One complication with Besnainou is that he is now being challenged for the presidency of the EJC by Moshe Kantor, a Russian oligarch who is close to Russian President Vladimir Putin.
There is currently an argument over whether the EJC vote should be held first, thereby determining whether Besnianou would take part in the WJC election.
Matthew Bronfman’s future leadership is also a point of contention.
Sources at the WJC said that Bronfman’s inclusion in the Kaplan leadership team had been made contingent on him asking for the resignation of Herbits, who has fueled the ire of many WJC lay leaders.
Shai Hermesh, a member of Knesset and head of the WJC Israel branch, said that someone needs to push out Herbits.
Something has to be done to stop him from destroying the WJC,” Hermesh told the Forward.
In a recently released memo, Herbits threw racially tinged criticism at Besnainou. “He is French. Don’t discount this. He cannot be trusted,” Herbits wrote in the November 2006 memo. A few lines later, Herbits added: “He is Tunisian. Do not discount this either. He works like an Arab.”
Immediately after Bronfman’s resignation, the WJC headquarters put out a press release stating that the steering committee, including Besnainou and Hermesh, would be responsible for nominating candidates for the presidency.
This week, however, Herbits sent out a lengthy memo detailing how the election would proceed. He made no mention of the steering committee.
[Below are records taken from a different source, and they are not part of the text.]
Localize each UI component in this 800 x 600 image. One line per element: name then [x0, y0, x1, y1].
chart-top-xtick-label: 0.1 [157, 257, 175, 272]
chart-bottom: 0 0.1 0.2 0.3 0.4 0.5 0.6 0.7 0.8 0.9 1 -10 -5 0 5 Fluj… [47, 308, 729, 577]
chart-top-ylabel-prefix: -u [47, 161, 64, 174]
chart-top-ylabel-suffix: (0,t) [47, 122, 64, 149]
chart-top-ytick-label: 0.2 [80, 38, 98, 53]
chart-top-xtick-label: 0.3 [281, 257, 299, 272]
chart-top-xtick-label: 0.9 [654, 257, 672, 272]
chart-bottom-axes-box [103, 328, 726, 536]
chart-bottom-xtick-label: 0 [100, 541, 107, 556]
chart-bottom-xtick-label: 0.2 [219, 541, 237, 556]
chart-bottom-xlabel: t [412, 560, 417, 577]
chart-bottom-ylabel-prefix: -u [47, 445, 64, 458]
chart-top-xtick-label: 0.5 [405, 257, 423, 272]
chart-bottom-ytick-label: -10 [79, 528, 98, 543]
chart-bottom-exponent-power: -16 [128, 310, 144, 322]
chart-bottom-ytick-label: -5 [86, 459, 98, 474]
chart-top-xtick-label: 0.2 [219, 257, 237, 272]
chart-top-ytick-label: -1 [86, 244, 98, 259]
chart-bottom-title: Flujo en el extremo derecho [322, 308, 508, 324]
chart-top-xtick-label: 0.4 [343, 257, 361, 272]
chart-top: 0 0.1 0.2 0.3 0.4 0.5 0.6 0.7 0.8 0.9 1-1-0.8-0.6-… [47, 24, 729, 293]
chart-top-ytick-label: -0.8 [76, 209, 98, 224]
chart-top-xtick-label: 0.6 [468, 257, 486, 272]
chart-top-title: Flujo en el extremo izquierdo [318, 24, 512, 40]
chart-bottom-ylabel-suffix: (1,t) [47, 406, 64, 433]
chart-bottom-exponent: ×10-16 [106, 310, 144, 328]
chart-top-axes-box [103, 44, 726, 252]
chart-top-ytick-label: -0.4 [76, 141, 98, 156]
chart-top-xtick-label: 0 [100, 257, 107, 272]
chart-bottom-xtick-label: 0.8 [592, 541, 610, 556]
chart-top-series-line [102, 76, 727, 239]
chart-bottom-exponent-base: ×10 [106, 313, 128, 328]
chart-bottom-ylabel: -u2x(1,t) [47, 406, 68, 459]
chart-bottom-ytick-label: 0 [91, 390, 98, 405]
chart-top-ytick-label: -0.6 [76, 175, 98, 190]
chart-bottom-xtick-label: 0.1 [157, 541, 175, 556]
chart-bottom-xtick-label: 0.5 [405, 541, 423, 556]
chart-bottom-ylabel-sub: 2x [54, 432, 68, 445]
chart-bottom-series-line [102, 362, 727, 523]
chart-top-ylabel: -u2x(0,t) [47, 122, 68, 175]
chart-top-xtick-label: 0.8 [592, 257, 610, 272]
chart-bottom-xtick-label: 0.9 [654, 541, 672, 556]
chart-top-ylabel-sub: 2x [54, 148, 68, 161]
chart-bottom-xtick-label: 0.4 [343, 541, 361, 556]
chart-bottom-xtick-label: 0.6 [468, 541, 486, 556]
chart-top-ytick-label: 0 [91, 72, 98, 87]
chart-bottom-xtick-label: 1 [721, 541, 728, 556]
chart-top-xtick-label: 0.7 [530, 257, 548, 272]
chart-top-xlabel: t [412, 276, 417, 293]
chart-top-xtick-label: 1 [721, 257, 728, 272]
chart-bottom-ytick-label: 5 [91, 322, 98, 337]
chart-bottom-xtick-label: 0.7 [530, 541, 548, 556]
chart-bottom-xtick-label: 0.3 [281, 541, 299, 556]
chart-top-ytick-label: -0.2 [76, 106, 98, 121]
Herbits’s memo builds off of WJC precedent and the 1975 constitution that he has been working to replace. In one controversial section of this week’s memo, Herbits provided a list of which people will be eligible to vote for the new president.
Herbits also put an asterisk next to the names of Besnainou and Hermesh, casting their voting eligibility into doubt, while including almost all the current professional staffers who work beneath him.
Steering committee members immediately complained that the move to include staffers was an effort to counterbalance the votes of lay leaders and was unusual for a Jewish organization. Experts in Jewish communal affairs said it was indeed unusual for workers to take part in leadership elections.
David Mersky, a professor at Brandeis University’s Jewish Professional Leadership Program, said that in his 40 years in Jewish communal life, he has never seen a Jewish organization that “allowed staff members to cast votes on any matter before the board,” aside from rare instances in which a CEO was given a vote.
Mersky said that such votes would represent a “clear conflict of interest” because the staff would thus be voting for the officers who would then decide their salaries.